Alcune di queste le potete incontrare sul blog del Progetto Calamaio (http://progettocalamaio.accaparlante.it), altre nella Biblioteca del Centro Documentazione Handicap di Bologna, altre ancora nel ricordo e nelle parole che non sono andate perdute.

3.1. Il tempo per pensare
“La maggior parte delle persone che conosco dicono di trovarsi in una ‘situazione di stallo’, nella più totale incapacità di inquadrare lucidamente la situazione.
Un modo per farlo potrebbe forse consistere nell’abbracciare una concezione trasversale del dolore, cercando di comprendere in che modo lavorino le metriche del lutto, cercando ad esempio di comprendere perché il bar mi colpisca al cuore in un modo che gli altri obiettivi sembrano invece non fare. La paura e la rabbia possono gettare con assoluta fierezza tra le braccia dello stato di polizia. Suppongo che sia questo il motivo per cui mi trovo meglio con chi si trova invece nella situazione di stallo. Ciò significa che si prendono del tempo per pensare. Ed è difficile pensare quando si è paralizzati dallo spavento. Ci vuole tempo per farlo, e qualcuno che sia disposto a farlo insieme a te – qualcosa che ha la possibilità di accadere, forse, in un rassemblement non autorizzato”.
Judith Butler, 13 novembre 2015

Lunedì 23 novembre 2015, a seguito dei tragici fatti del Bataclan che dieci giorni prima sconvolsero con un attentato a un concerto la città di Parigi e il mondo intero, negli spazi del Progetto Calamaio decidemmo che era venuto il tempo di fermarsi. Tirare il fiato, prenderci il tempo di una pausa, metterci insieme per pensare, condividere le sensazioni, il disorientamento. Qui il ricordo di quell’importante momento in cui per la prima volta abbiamo coniato il termine “cultura di pace” e nel nostro lavoro abbiamo riconosciuto il seme di una piccola, grande, risorsa.
Presenti: Sandra, Manu, Claudia e Lucia con Eleonora, Alessio e Barbara con l’intero gruppo Calamaio

Che cosa è accaduto di recente nel mondo e di cui si parla dappertutto? Proviamo a dircelo liberamente. Come dei writers lasciamo alcune scritte sul muro di fronte a noi…
La Francia, la guerra, Parigi, terrorismo, è successo un casino, Isis, attentati, in Africa, arresti, bombe sugli aerei, si cercano persone, mandante sconosciuto, cosa sta succedendo in Belgio, che decisioni si stanno prendendo a livello politico, è tutto bloccato, paura, una domanda: “di problemi ne abbiamo già abbastanza noi, perché preoccuparci anche di quel mondo?”, “in questo mondo però ci viviamo e dobbiamo interessarci di quello che ci accade intorno”, è coinvolta anche la scuola e più in generale lo sono i bambini, rischi in Italia, c’è fuori chi non vuole o ha paura di fare inclusione, un conto è informarsi un conto è caricarsi dei problemi del mondo, non mi è chiaro il ruolo di Putin, si cerca una soluzione per tutto il mondo, hanno colpito i luoghi della cultura, “cosa ha a che fare tutto questo con la disabilità?”, noi lavoriamo in ambito culturale, non possiamo farci niente, ci interessa conoscere la disabilità così come viene vissuta negli altri paesi, tutto questo continuerà anche nel nostro futuro? C’è qualcuno che già sa ma tace per non spaventare le persone o che già sa come risolvere la situazione, un po’ di colpa ce l’abbiamo anche noi europei, il problema è nel dare le armi, il problema sono quelli che le fabbricano per fare del male, si fa fatica a parlarne.

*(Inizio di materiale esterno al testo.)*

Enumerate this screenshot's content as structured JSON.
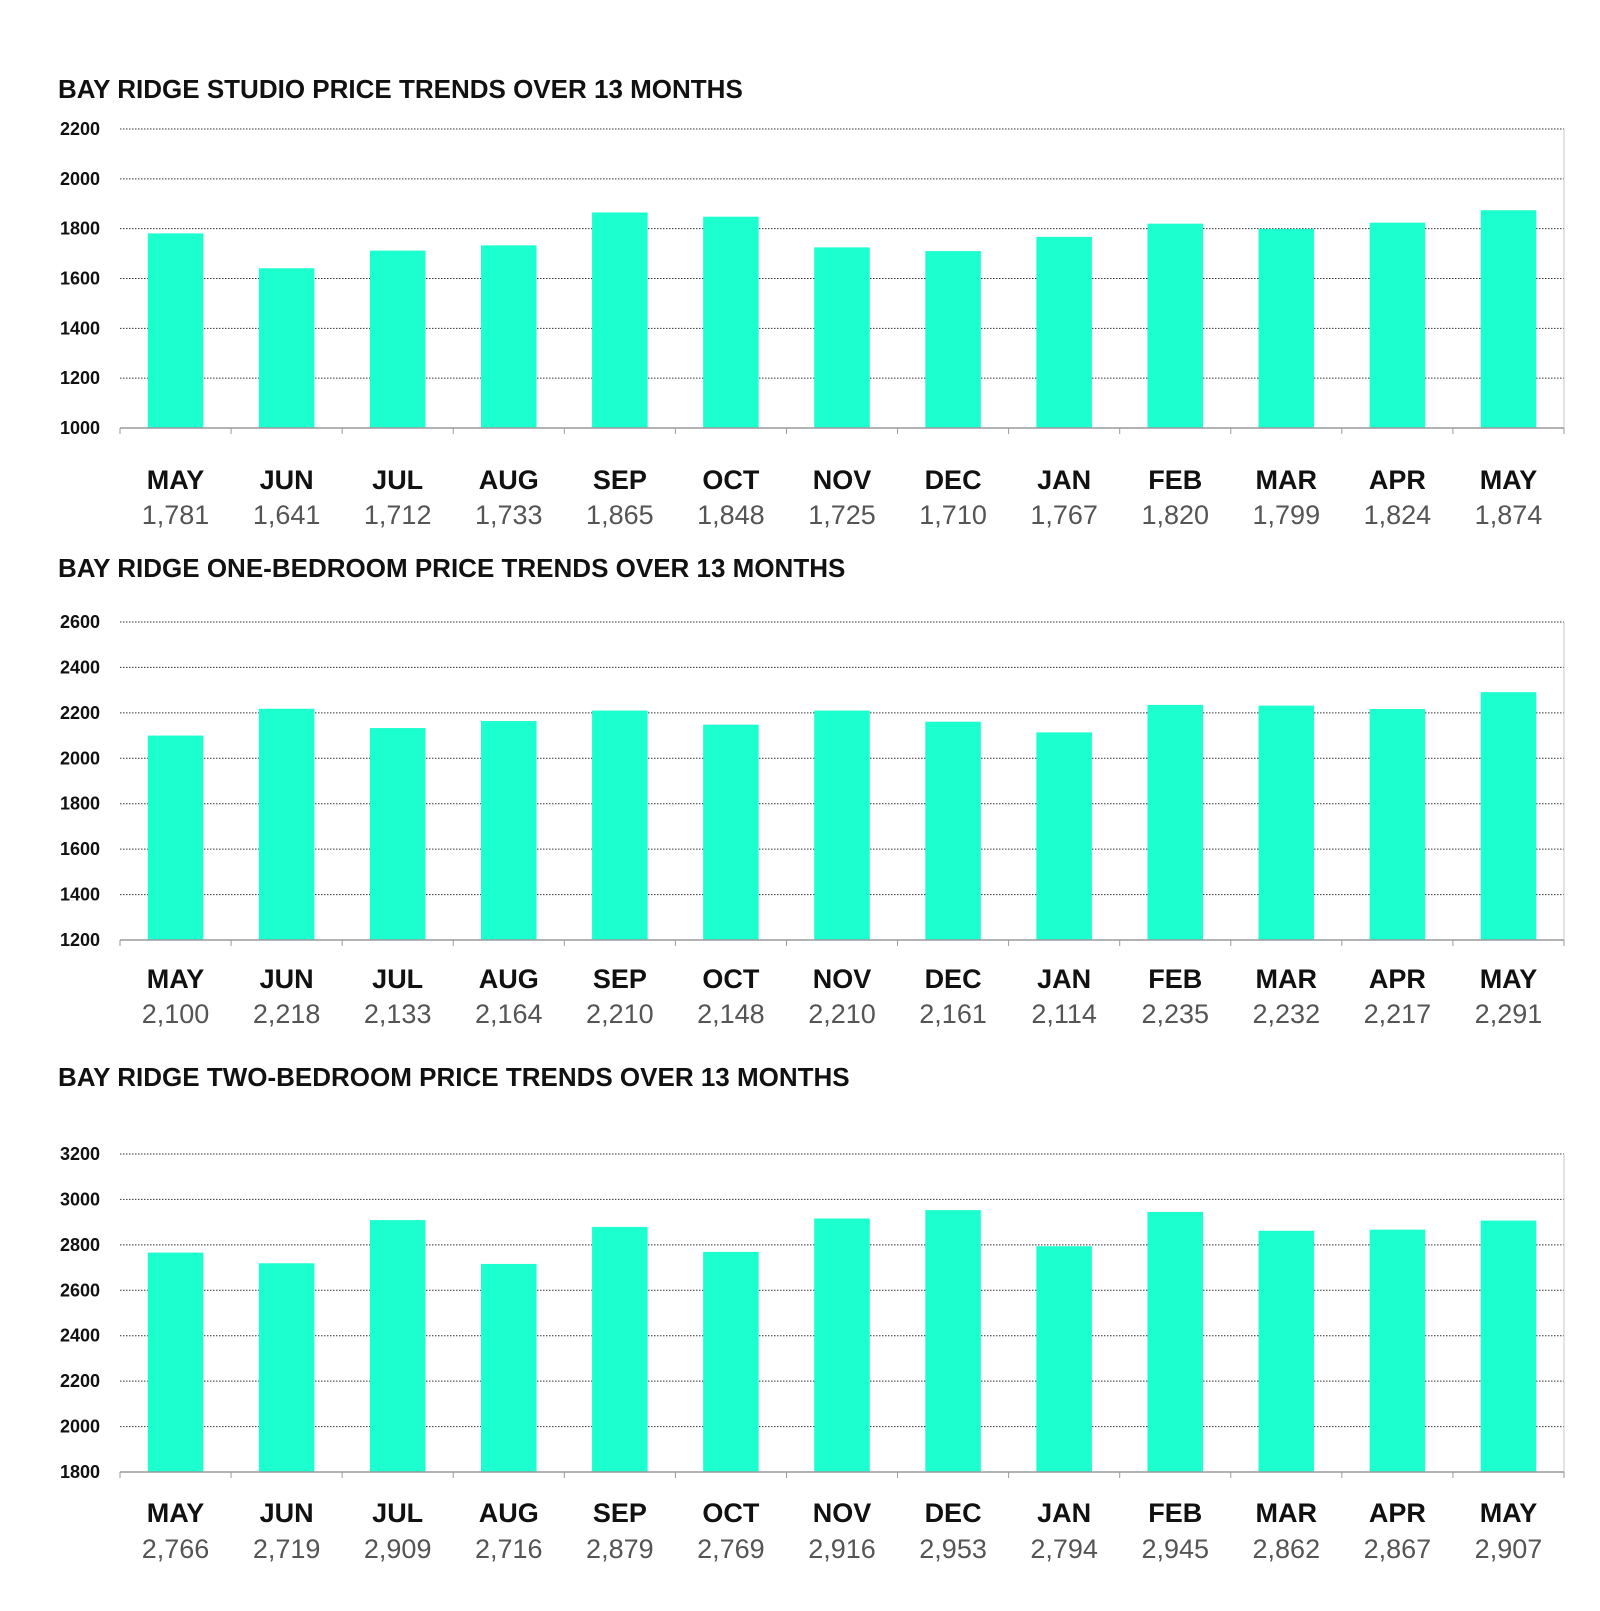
{
  "chart_data": [
    {
      "type": "bar",
      "title": "BAY RIDGE STUDIO PRICE TRENDS OVER 13 MONTHS",
      "categories": [
        "MAY",
        "JUN",
        "JUL",
        "AUG",
        "SEP",
        "OCT",
        "NOV",
        "DEC",
        "JAN",
        "FEB",
        "MAR",
        "APR",
        "MAY"
      ],
      "values": [
        1781,
        1641,
        1712,
        1733,
        1865,
        1848,
        1725,
        1710,
        1767,
        1820,
        1799,
        1824,
        1874
      ],
      "value_labels": [
        "1,781",
        "1,641",
        "1,712",
        "1,733",
        "1,865",
        "1,848",
        "1,725",
        "1,710",
        "1,767",
        "1,820",
        "1,799",
        "1,824",
        "1,874"
      ],
      "ylim": [
        1000,
        2200
      ],
      "yticks": [
        "1000",
        "1200",
        "1400",
        "1600",
        "1800",
        "2000",
        "2200"
      ],
      "grid": true,
      "bar_color": "#1cffcf"
    },
    {
      "type": "bar",
      "title": "BAY RIDGE ONE-BEDROOM PRICE TRENDS OVER 13 MONTHS",
      "categories": [
        "MAY",
        "JUN",
        "JUL",
        "AUG",
        "SEP",
        "OCT",
        "NOV",
        "DEC",
        "JAN",
        "FEB",
        "MAR",
        "APR",
        "MAY"
      ],
      "values": [
        2100,
        2218,
        2133,
        2164,
        2210,
        2148,
        2210,
        2161,
        2114,
        2235,
        2232,
        2217,
        2291
      ],
      "value_labels": [
        "2,100",
        "2,218",
        "2,133",
        "2,164",
        "2,210",
        "2,148",
        "2,210",
        "2,161",
        "2,114",
        "2,235",
        "2,232",
        "2,217",
        "2,291"
      ],
      "ylim": [
        1200,
        2600
      ],
      "yticks": [
        "1200",
        "1400",
        "1600",
        "1800",
        "2000",
        "2200",
        "2400",
        "2600"
      ],
      "grid": true,
      "bar_color": "#1cffcf"
    },
    {
      "type": "bar",
      "title": "BAY RIDGE TWO-BEDROOM PRICE TRENDS OVER 13 MONTHS",
      "categories": [
        "MAY",
        "JUN",
        "JUL",
        "AUG",
        "SEP",
        "OCT",
        "NOV",
        "DEC",
        "JAN",
        "FEB",
        "MAR",
        "APR",
        "MAY"
      ],
      "values": [
        2766,
        2719,
        2909,
        2716,
        2879,
        2769,
        2916,
        2953,
        2794,
        2945,
        2862,
        2867,
        2907
      ],
      "value_labels": [
        "2,766",
        "2,719",
        "2,909",
        "2,716",
        "2,879",
        "2,769",
        "2,916",
        "2,953",
        "2,794",
        "2,945",
        "2,862",
        "2,867",
        "2,907"
      ],
      "ylim": [
        1800,
        3200
      ],
      "yticks": [
        "1800",
        "2000",
        "2200",
        "2400",
        "2600",
        "2800",
        "3000",
        "3200"
      ],
      "grid": true,
      "bar_color": "#1cffcf"
    }
  ]
}
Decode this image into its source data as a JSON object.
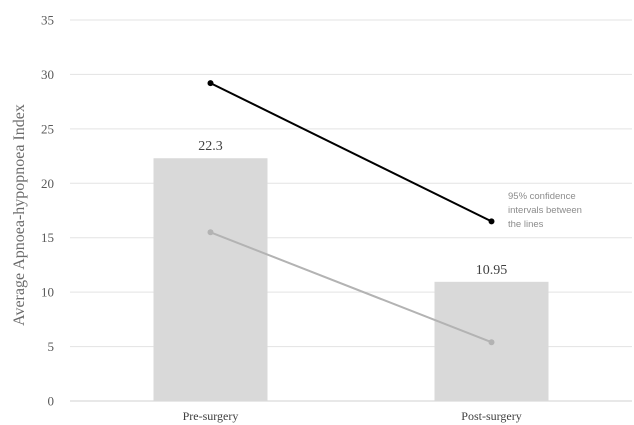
{
  "chart_data": {
    "type": "bar",
    "categories": [
      "Pre-surgery",
      "Post-surgery"
    ],
    "values": [
      22.3,
      10.95
    ],
    "data_labels": [
      "22.3",
      "10.95"
    ],
    "title": "",
    "xlabel": "",
    "ylabel": "Average Apnoea-hypopnoea Index",
    "ylim": [
      0,
      35
    ],
    "yticks": [
      0,
      5,
      10,
      15,
      20,
      25,
      30,
      35
    ],
    "grid": true,
    "bar_color": "#d9d9d9",
    "lines": [
      {
        "values": [
          29.2,
          16.5
        ],
        "color": "#000000"
      },
      {
        "values": [
          15.5,
          5.4
        ],
        "color": "#b3b3b3"
      }
    ],
    "annotation": [
      "95% confidence",
      "intervals between",
      "the lines"
    ]
  }
}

Vi abbiamo fatto questa domanda per capire che ruolo possiamo avere noi, che lavoriamo nelle scuole, nella trasmissione di una cultura di pace. A dire il vero noi facciamo cultura di pace da tanti anni, entrando nelle classi a parlare di diversità e confrontandoci con bambini di tante culture diverse e stiamo attenti a osservare quella che è la cultura che ci circonda, intesa non solo come relazione con la diversità ma come “aria che si respira”…
Stefania B.: Io stavo riflettendo sul fatto che l’intercultura ce l’ho in macchina… Con i miei autisti che ogni giorno mi portano al lavoro, ce l’ho anche a casa, a Casa Santa Chiara dove un nostro operatore che è albanese mi ha spiegato come funziona tutta la faccenda dei Balcani.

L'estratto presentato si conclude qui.